In phishing, tricksters acquire the e-mail addresses of bank customers and send them e-mails to get their credit card or account information by representing themselves as mailers from banks or financial institutions. Generally, the subject lines of such e-mails may read as ‘official information’, ‘urgent information for all credit card holders, etc.
The e-mails are linked to a bogus website that resembles the websites of banks or financial institutions. Once a customer is led to the website, he or she is asked to enter personal, credit card, or account information. In the year 2003–2004, there was a major outbreak of such activities when tricksters sent e-mails to customers asking for their credit card details by posing as mailers from ICICI Bank, PayPal, or eBay.
Sniffing is another major threat to online security. A packet sniffer is a program or device that monitors data flowing over network links. Sniffing is a technique used by professionals to help diagnose network issues.
However, its capability to capture data flowing over a network allows it to be used by malicious users to capture sensitive information, such as user names or passwords, being exchanged by users over a network. By gaining access to such information, hackers can gain access to the individual’s system or network.

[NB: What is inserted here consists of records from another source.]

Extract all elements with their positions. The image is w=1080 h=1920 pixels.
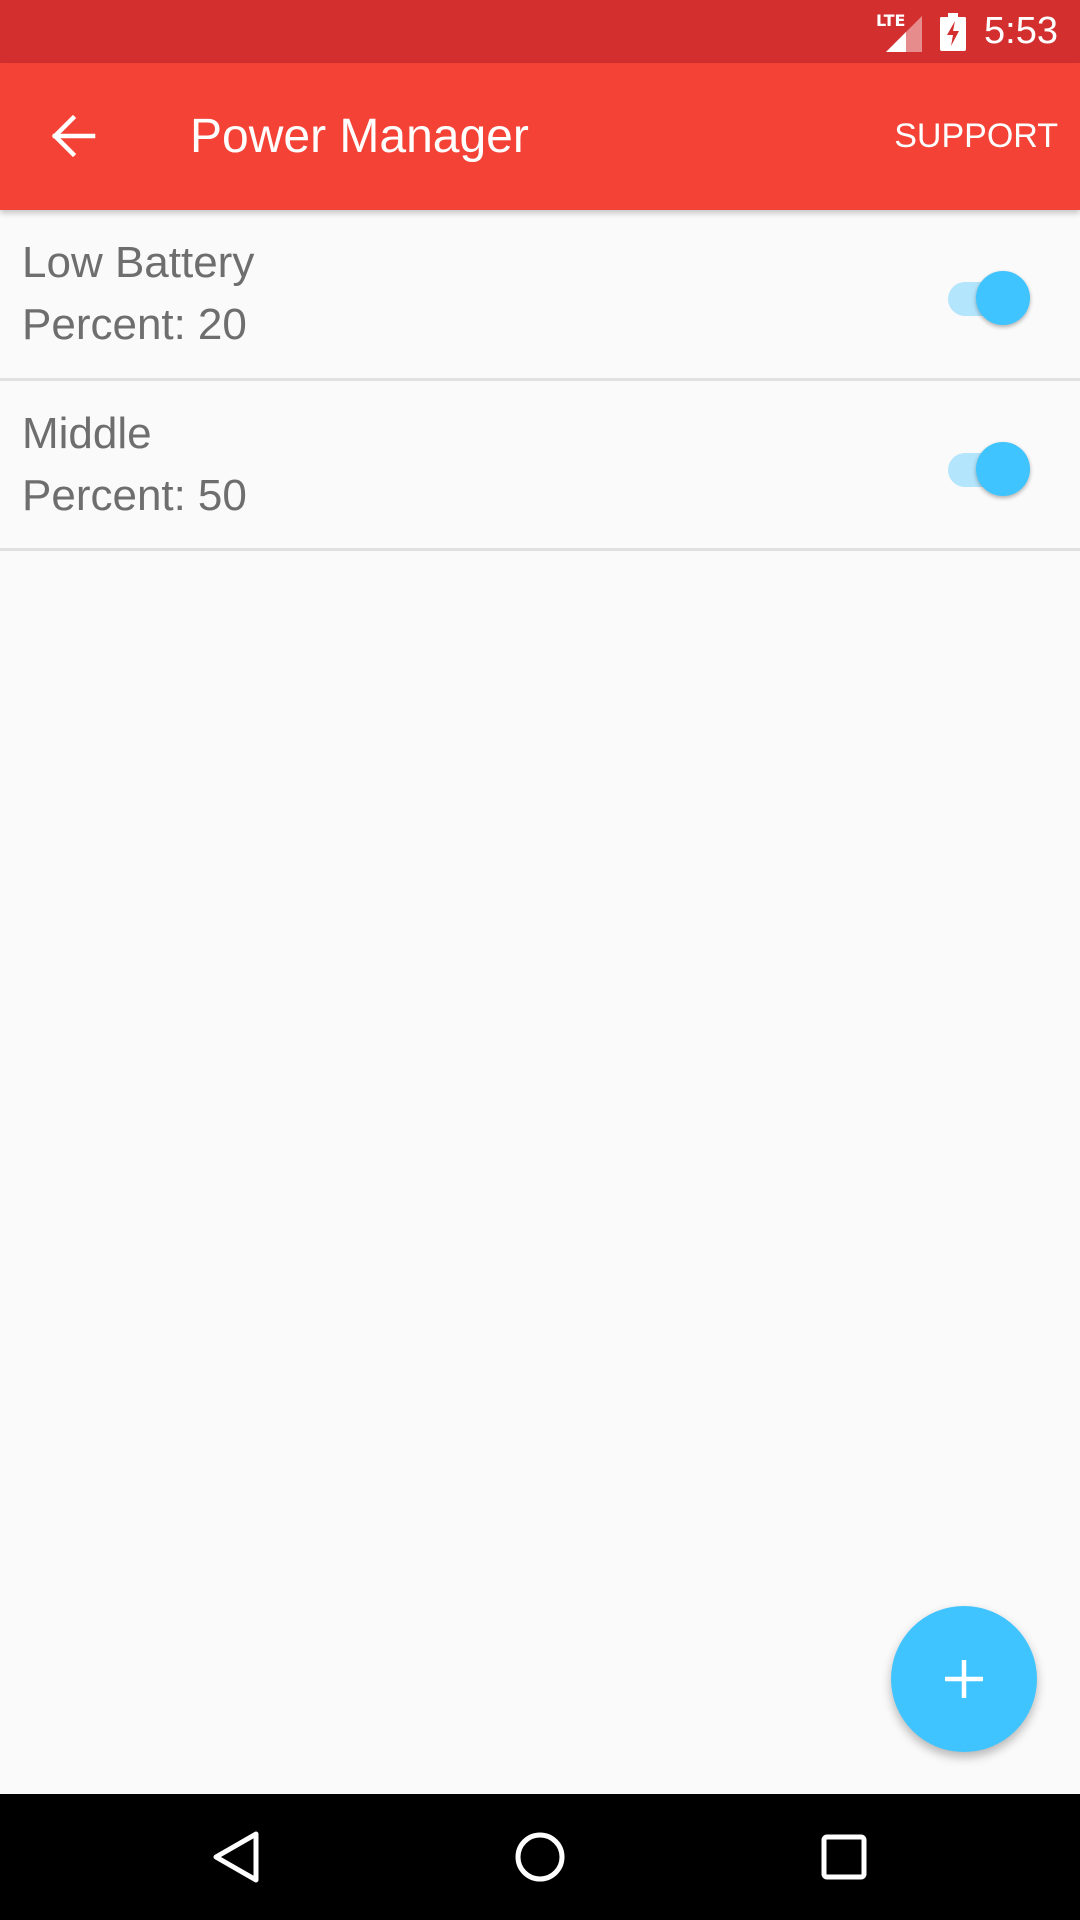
percent-label: Percent: [22,471,186,520]
back-triangle-icon [213,1831,259,1883]
nav-home-button[interactable] [504,1821,576,1893]
battery-charging-icon [940,12,967,51]
status-time: 5:53 [984,10,1058,52]
support-button[interactable]: SUPPORT [894,63,1058,210]
enable-toggle[interactable] [948,436,1030,496]
toggle-thumb [976,271,1030,325]
percent-label: Percent: [22,300,186,349]
toggle-thumb [976,442,1030,496]
signal-icon [886,15,923,52]
lte-signal-icon: LTE [876,11,923,52]
add-button[interactable] [891,1606,1037,1752]
app-bar: Power Manager SUPPORT [0,63,1080,210]
recents-square-icon [821,1834,867,1880]
nav-recents-button[interactable] [808,1821,880,1893]
plus-icon [945,1660,983,1698]
page-title: Power Manager [190,110,529,163]
item-title: Middle [22,409,152,458]
item-percent: Percent: 50 [22,471,247,521]
percent-value: 50 [197,471,247,520]
list-item[interactable]: Middle Percent: 50 [0,381,1080,551]
power-profile-list: Low Battery Percent: 20 Middle Percent: 50 [0,210,1080,551]
status-bar: LTE 5:53 [0,0,1080,63]
navigation-bar [0,1794,1080,1920]
home-circle-icon [515,1832,565,1882]
item-percent: Percent: 20 [22,300,247,350]
back-button[interactable] [42,105,104,167]
nav-back-button[interactable] [200,1821,272,1893]
percent-value: 20 [197,300,247,349]
status-icons: LTE 5:53 [876,0,1058,63]
screen: LTE 5:53 Power Manager SUPPORT Low Batte… [0,0,1080,1920]
arrow-back-icon [51,114,96,158]
item-title: Low Battery [22,238,255,287]
enable-toggle[interactable] [948,265,1030,325]
list-item[interactable]: Low Battery Percent: 20 [0,210,1080,381]
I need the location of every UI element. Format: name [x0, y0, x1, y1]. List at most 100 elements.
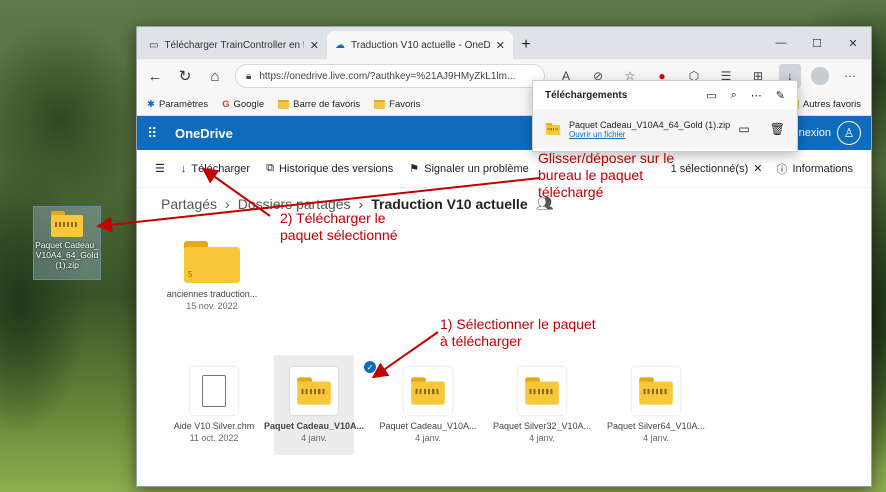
report-icon: ⚑ [409, 163, 420, 175]
more-icon[interactable]: ⋯ [839, 69, 861, 83]
zip-folder-icon [411, 377, 445, 405]
crumb-root[interactable]: Partagés [161, 196, 217, 212]
report-label: Signaler un problème [424, 162, 529, 175]
file-name: Paquet Silver32_V10A... [492, 421, 592, 431]
file-name: Aide V10 Silver.chm [173, 421, 255, 431]
file-tile [632, 367, 680, 415]
zip-folder-icon [639, 377, 673, 405]
close-window-icon[interactable]: ✕ [835, 27, 871, 59]
file-tile [190, 367, 238, 415]
file-tile [404, 367, 452, 415]
close-tab-icon[interactable]: ✕ [496, 39, 505, 52]
minimize-icon[interactable]: — [763, 27, 799, 59]
file-date: 4 janv. [301, 433, 327, 443]
download-filename: Paquet Cadeau_V10A4_64_Gold (1).zip [569, 119, 731, 130]
pin-icon[interactable]: ✎ [776, 89, 785, 102]
back-icon[interactable]: ← [145, 68, 165, 85]
report-button[interactable]: ⚑ Signaler un problème [409, 162, 529, 176]
downloads-title: Téléchargements [545, 89, 628, 101]
fav-label: Paramètres [158, 98, 209, 110]
zip-folder-icon [51, 211, 83, 237]
annotation-step2: 2) Télécharger le paquet sélectionné [280, 210, 398, 243]
open-file-link[interactable]: Ouvrir un fichier [569, 130, 730, 139]
desktop-zip-icon[interactable]: Paquet Cadeau_V10A4_64_Gold (1).zip [33, 206, 101, 280]
tab-title: Traduction V10 actuelle - OneDri [351, 39, 490, 51]
refresh-icon[interactable]: ↻ [175, 67, 195, 85]
download-item[interactable]: Paquet Cadeau_V10A4_64_Gold (1).zip Ouvr… [533, 109, 797, 149]
zip-folder-icon [525, 377, 559, 405]
tab-onedrive[interactable]: ☁ Traduction V10 actuelle - OneDri ✕ [327, 31, 513, 59]
fav-google[interactable]: G Google [222, 99, 264, 110]
tab-traincontroller[interactable]: ▭ Télécharger TrainController en fra ✕ [141, 31, 327, 59]
file-card[interactable]: Aide V10 Silver.chm 11 oct. 2022 [159, 367, 269, 443]
file-card[interactable]: Paquet Silver64_V10A... 4 janv. [601, 367, 711, 443]
close-tab-icon[interactable]: ✕ [310, 39, 319, 52]
fav-label: Barre de favoris [293, 98, 361, 110]
file-name: Paquet Cadeau_V10A... [263, 421, 365, 431]
fav-label: Favoris [389, 98, 421, 110]
search-icon[interactable]: ⌕ [731, 89, 737, 102]
file-date: 4 janv. [529, 433, 555, 443]
folder-icon [278, 99, 290, 109]
fav-bar-folder[interactable]: Barre de favoris [278, 99, 360, 110]
fav-label: Google [233, 98, 265, 110]
open-folder-icon[interactable]: ▭ [706, 89, 716, 102]
file-card-selected[interactable]: Paquet Cadeau_V10A... 4 janv. [259, 367, 369, 443]
version-history-button[interactable]: ⧉ Historique des versions [266, 162, 393, 175]
google-icon: G [222, 98, 230, 110]
show-in-folder-icon[interactable]: ▭ [738, 122, 749, 136]
fav-other-folder[interactable]: Autres favoris [787, 98, 861, 110]
fav-label: Autres favoris [802, 98, 861, 110]
zip-folder-icon [545, 123, 561, 135]
file-name: Paquet Silver64_V10A... [606, 421, 706, 431]
file-date: 11 oct. 2022 [189, 433, 239, 443]
folder-card[interactable]: 5 anciennes traduction... 15 nov. 2022 [157, 241, 267, 311]
file-tile [290, 367, 338, 415]
clear-selection-icon[interactable]: ✕ [753, 162, 762, 175]
person-icon: ♙ [837, 121, 861, 145]
download-button[interactable]: ↓ Télécharger [181, 163, 250, 175]
info-button[interactable]: ⓘ Informations [776, 161, 853, 177]
annotation-drag: Glisser/déposer sur le bureau le paquet … [538, 150, 675, 200]
downloads-panel: Téléchargements ▭ ⌕ ⋯ ✎ Paquet Cadeau_V1… [532, 80, 798, 152]
app-name[interactable]: OneDrive [175, 126, 233, 141]
file-card[interactable]: Paquet Cadeau_V10A... 4 janv. [373, 367, 483, 443]
tab-bar: ▭ Télécharger TrainController en fra ✕ ☁… [137, 27, 871, 59]
file-date: 4 janv. [643, 433, 669, 443]
profile-avatar[interactable] [811, 67, 829, 85]
lock-icon: 🔒︎ [246, 70, 252, 82]
chevron-right-icon: › [225, 195, 230, 212]
info-icon: ⓘ [776, 163, 788, 176]
zip-folder-icon [297, 377, 331, 405]
monitor-icon: ▭ [149, 39, 159, 51]
gear-icon: ✱ [147, 98, 155, 110]
home-icon[interactable]: ⌂ [205, 68, 225, 85]
menu-icon[interactable]: ☰ [155, 162, 165, 175]
url-field[interactable]: 🔒︎ https://onedrive.live.com/?authkey=%2… [235, 64, 545, 88]
folder-icon: 5 [184, 241, 240, 283]
folder-date: 15 nov. 2022 [186, 301, 238, 311]
history-icon: ⧉ [266, 162, 274, 174]
command-bar: ☰ ↓ Télécharger ⧉ Historique des versions … [137, 150, 871, 188]
fav-favoris-folder[interactable]: Favoris [374, 99, 420, 110]
folder-count: 5 [188, 270, 193, 279]
folder-name: anciennes traduction... [166, 289, 258, 299]
maximize-icon[interactable]: ☐ [799, 27, 835, 59]
new-tab-button[interactable]: + [513, 31, 539, 59]
document-icon [202, 375, 226, 407]
file-date: 4 janv. [415, 433, 441, 443]
cloud-icon: ☁ [335, 39, 345, 51]
info-label: Informations [792, 162, 853, 175]
fav-settings[interactable]: ✱ Paramètres [147, 99, 208, 110]
app-launcher-icon[interactable]: ⠿ [147, 125, 169, 142]
download-icon: ↓ [180, 162, 187, 175]
desktop-icon-label: Paquet Cadeau_V10A4_64_Gold (1).zip [35, 240, 99, 270]
download-label: Télécharger [191, 162, 251, 175]
folder-icon [374, 99, 386, 109]
history-label: Historique des versions [278, 162, 394, 175]
tab-title: Télécharger TrainController en fra [164, 39, 304, 51]
more-icon[interactable]: ⋯ [751, 89, 762, 102]
file-card[interactable]: Paquet Silver32_V10A... 4 janv. [487, 367, 597, 443]
file-tile [518, 367, 566, 415]
delete-icon[interactable]: 🗑︎ [770, 122, 785, 136]
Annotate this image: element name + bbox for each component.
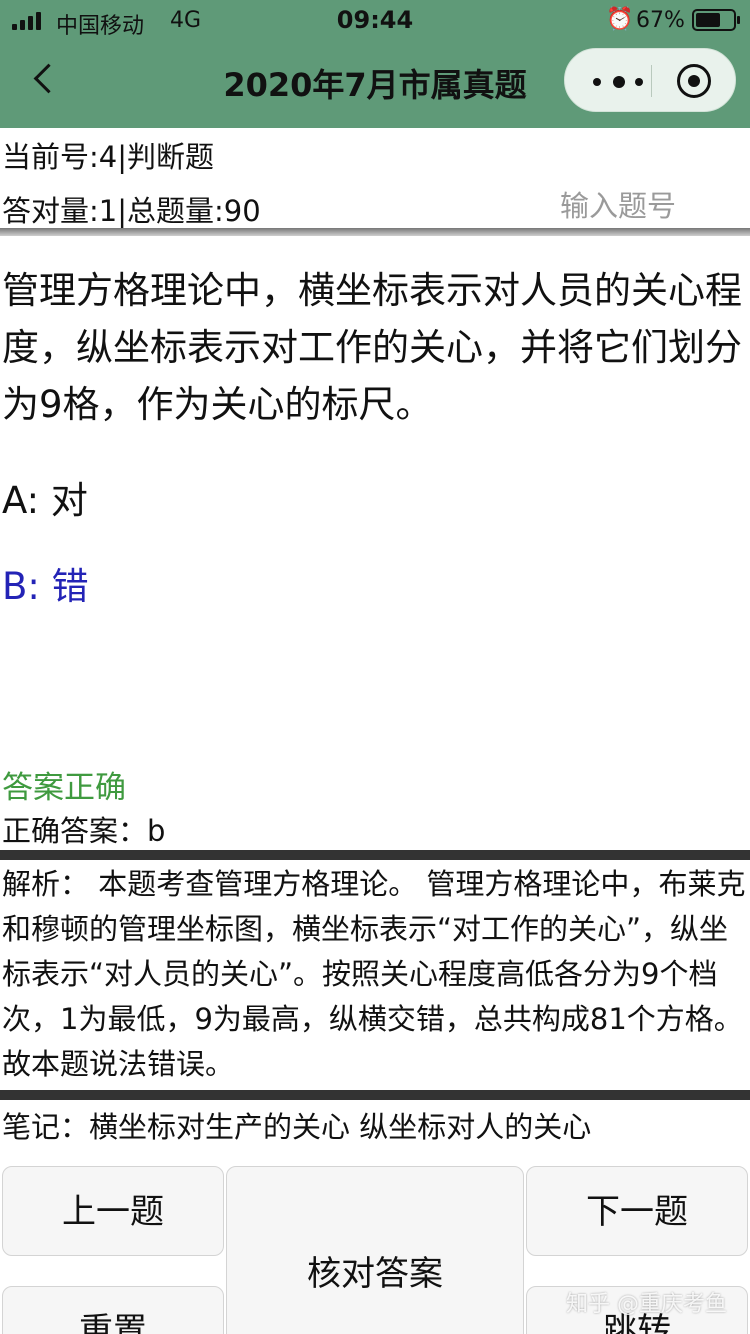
- prev-question-button[interactable]: 上一题: [2, 1166, 224, 1256]
- close-target-icon[interactable]: [677, 64, 711, 98]
- option-a[interactable]: A: 对: [2, 470, 88, 524]
- score-info: 答对量:1|总题量:90: [2, 194, 261, 228]
- capsule-divider: [651, 65, 652, 97]
- header: 中国移动 4G 09:44 ⏰ 67% 2020年7月市属真题: [0, 0, 750, 128]
- back-chevron-icon[interactable]: [26, 56, 66, 104]
- reset-button[interactable]: 重置: [2, 1286, 224, 1334]
- battery-icon: [692, 9, 740, 31]
- result-status: 答案正确: [2, 770, 126, 806]
- page-title: 2020年7月市属真题: [223, 66, 527, 104]
- question-text: 管理方格理论中，横坐标表示对人员的关心程度，纵坐标表示对工作的关心，并将它们划分…: [2, 269, 742, 426]
- question-number-input[interactable]: [560, 184, 740, 228]
- next-question-button[interactable]: 下一题: [526, 1166, 748, 1256]
- alarm-icon: ⏰: [606, 7, 634, 32]
- correct-answer: 正确答案：b: [2, 814, 166, 848]
- divider: [0, 850, 750, 860]
- status-bar: 中国移动 4G 09:44 ⏰ 67%: [0, 0, 750, 40]
- divider: [0, 228, 750, 236]
- mini-program-capsule: [564, 48, 736, 112]
- watermark: 知乎 @重庆考鱼: [566, 1292, 727, 1317]
- notes-text: 笔记：横坐标对生产的关心 纵坐标对人的关心: [2, 1110, 592, 1144]
- current-question-info: 当前号:4|判断题: [2, 140, 214, 174]
- more-dots-icon[interactable]: [585, 66, 655, 96]
- analysis-text: 解析： 本题考查管理方格理论。 管理方格理论中，布莱克和穆顿的管理坐标图，横坐标…: [2, 867, 746, 1081]
- check-answer-button[interactable]: 核对答案: [226, 1166, 524, 1334]
- battery-percent: 67%: [636, 8, 685, 33]
- option-b[interactable]: B: 错: [2, 556, 89, 610]
- divider: [0, 1090, 750, 1100]
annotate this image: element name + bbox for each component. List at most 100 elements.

Illegal sniffing can be dangerous to a network’s security as it can be used almost anywhere.
Denial-of-service (DoS) Attacks
Certain threats to online security have a much greater impact in terms of affected individuals and systems. One such threat is the Denial-of-service (DoS) attack. It is an effort to create unavailability of a machine or network to its users. DoS consumes resources rendering legitimate users unable to use them.
In a network ecosystem, the main resources are Central Processing Unit (CPU), memory, and bandwidth. DoS can therefore take place in the following ways:
- Consuming CPU resources that prevent a computer from responding to processing requests effectively
- Consuming memory resources that prevent a computer from processing packets
- Consuming bandwidth resources leads to a decrease in the speed and volume of legitimate network traffic
In a DoS attack, there are compromised machines (master zombies and slave zombies) that are created during the scanning process. They are infected by malicious code and serve as hosts for both viruses and worms. The attacker controls master zombies, which, in turn, regulate slave zombies.
Once the attack command is sent to master zombies, it activates the attack process present in dormant zombies. Master zombies transmit the attack directions to slave zombies, commanding them to carry out a DoS attack against the victim system. A large amount of data packets are then sent to the intended computers; thereby exhausting their resources.